JPMorgan Chase & Co.’s $614 million False Claims Act settlement with the U.S. attorney’s office in Manhattan, announced Tuesday, indicates that major banks have a ways to go to shake off federal FCA liability stemming from the mortgage crisis.
Tuesday’s deal marks the fourth, and largest, FCA resolution between a major bank and the Manhattan U.S. attorney’s office. It comes 19 months after the last such settlement, in which Deutsche Bank AG agreed to pay $202 million over similar claims. (Earlier in 2012, CitiMortgage Inc. and Flagstar Bank FSB paid $158 million and $133 million, respectively.)
“This case shows that, at least in the Southern District of New York, the government is still interested in pursuing these FCA cases,” said Harter Secrest & Emery counsel Brian Feldman, who led the FCA case against Deutsche Bank as an assistant U.S. attorney. “It shows that whistleblowers are still coming forward, and there’s no reason to believe that other whistleblowers haven’t stepped forward with respect to other lenders,” Feldman added. “That’s likely creating some anxiety.”
The JPMorgan case was brought just a year ago by a whistleblower identified as Keith Edwards in court documents. (It’s not clear if he worked at the bank.) The plaintiff alleged that, in order to get Federal Housing Administration insurance for the loans, the bank lied that the loans were eligible for the insurance, when in fact they were known to have problems. When those loans defaulted, the FHA was on the hook.
Under the settlement, JPMorgan makes detailed admissions of fact: It admits that it failed to report hundreds of loans affected by borrower fraud, and that it improperly underwrote thousands of FHA loans and hundreds of Veterans Administration loans.

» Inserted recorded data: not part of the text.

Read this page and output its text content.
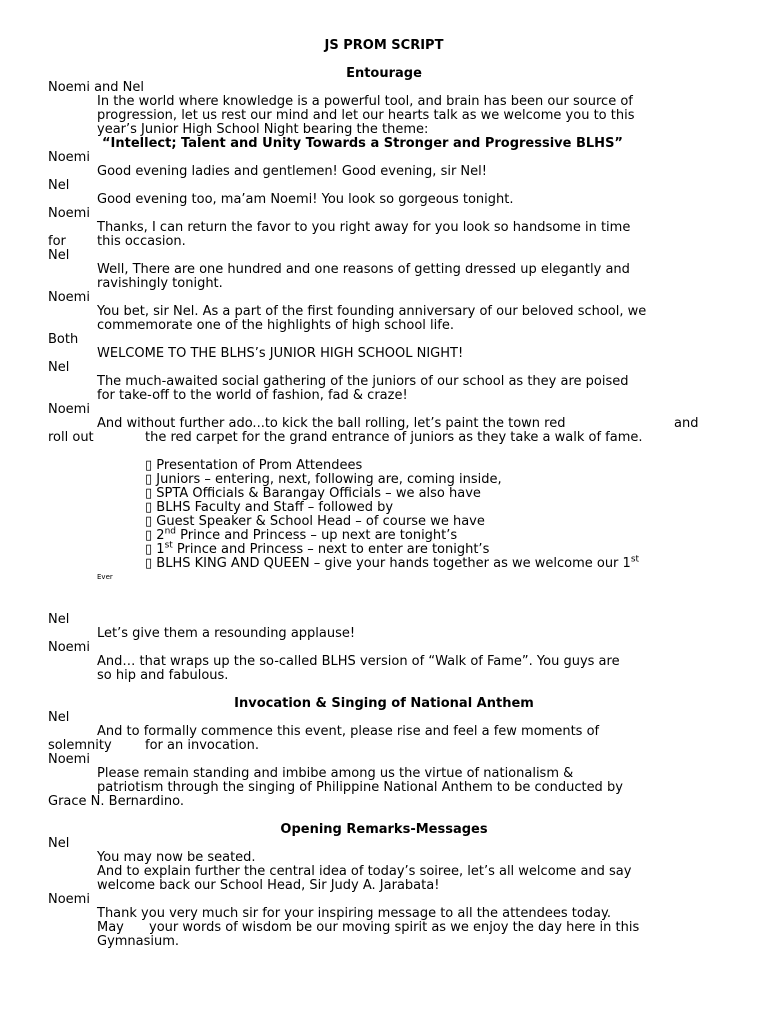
JS PROM SCRIPT
Entourage
Noemi and Nel
In the world where knowledge is a powerful tool, and brain has been our source of
progression, let us rest our mind and let our hearts talk as we welcome you to this
year’s Junior High School Night bearing the theme:
“Intellect; Talent and Unity Towards a Stronger and Progressive BLHS”
Noemi
Good evening ladies and gentlemen! Good evening, sir Nel!
Nel
Good evening too, ma’am Noemi! You look so gorgeous tonight.
Noemi
Thanks, I can return the favor to you right away for you look so handsome in time
for this occasion.
Nel
Well, There are one hundred and one reasons of getting dressed up elegantly and
ravishingly tonight.
Noemi
You bet, sir Nel. As a part of the first founding anniversary of our beloved school, we
commemorate one of the highlights of high school life.
Both
WELCOME TO THE BLHS’s JUNIOR HIGH SCHOOL NIGHT!
Nel
The much-awaited social gathering of the juniors of our school as they are poised
for take-off to the world of fashion, fad & craze!
Noemi
And without further ado...to kick the ball rolling, let’s paint the town red	and
roll out	the red carpet for the grand entrance of juniors as they take a walk of fame.
▯ Presentation of Prom Attendees
▯ Juniors – entering, next, following are, coming inside,
▯ SPTA Officials & Barangay Officials – we also have
▯ BLHS Faculty and Staff – followed by
▯ Guest Speaker & School Head – of course we have
▯ 2nd Prince and Princess – up next are tonight’s
▯ 1st Prince and Princess – next to enter are tonight’s
▯ BLHS KING AND QUEEN – give your hands together as we welcome our 1st
Ever
Nel
Let’s give them a resounding applause!
Noemi
And… that wraps up the so-called BLHS version of “Walk of Fame”. You guys are
so hip and fabulous.
Invocation & Singing of National Anthem
Nel
And to formally commence this event, please rise and feel a few moments of
solemnity	for an invocation.
Noemi
Please remain standing and imbibe among us the virtue of nationalism &
patriotism through the singing of Philippine National Anthem to be conducted by
Grace N. Bernardino.
Opening Remarks-Messages
Nel
You may now be seated.
And to explain further the central idea of today’s soiree, let’s all welcome and say
welcome back our School Head, Sir Judy A. Jarabata!
Noemi
Thank you very much sir for your inspiring message to all the attendees today.
May your words of wisdom be our moving spirit as we enjoy the day here in this
Gymnasium.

(JPMorgan’s record-setting $13 billion settlement, announced three months ago, also arose from the bank’s sale of mortgage-backed securities, but dealt with a different set of federal laws. There, it was accused of violating the Financial Institutions Reform, Recovery and Enforcement Act of 1989.)
Two defense lawyers say this FCA settlement is likely being parsed by other banks facing litigation over similar allegations, including Wells Fargo Bank and Golden First Mortgage Corp. Hundreds of other banks participated in the same FHA insurance program in the run-up to the mortgage implosion.
In Wells Fargo’s case, prosecutors allege that the bank improperly certified 6,320 mortgage loans for FHA insurance even though it knew they were seriously deficient. The FHA paid out $190 million in claims when the loans defaulted, and damages could be trebled to $560 million. Wells Fargo has argued that when it signed the $25 billion national mortgage services settlement, it was released from the loan origination liability. But the U.S. Court of Appeals for the Second Circuit held that the releases don’t apply to FCA liability for subpar underwriting standards as applied to specific loans; they only apply to FCA liability for lying in the bank’s annual certifications to the FHA. Those certifications allowed Wells (as well as scores of other large banks) to directly endorse mortgage loans as eligible for insurance.
Harter Secrest’s Feldman noted that even without the FHA annual certification argument, prosecutors could still move quickly to get a good deal. “The government can, in a quick way, put together a $614 million settlement,” he said.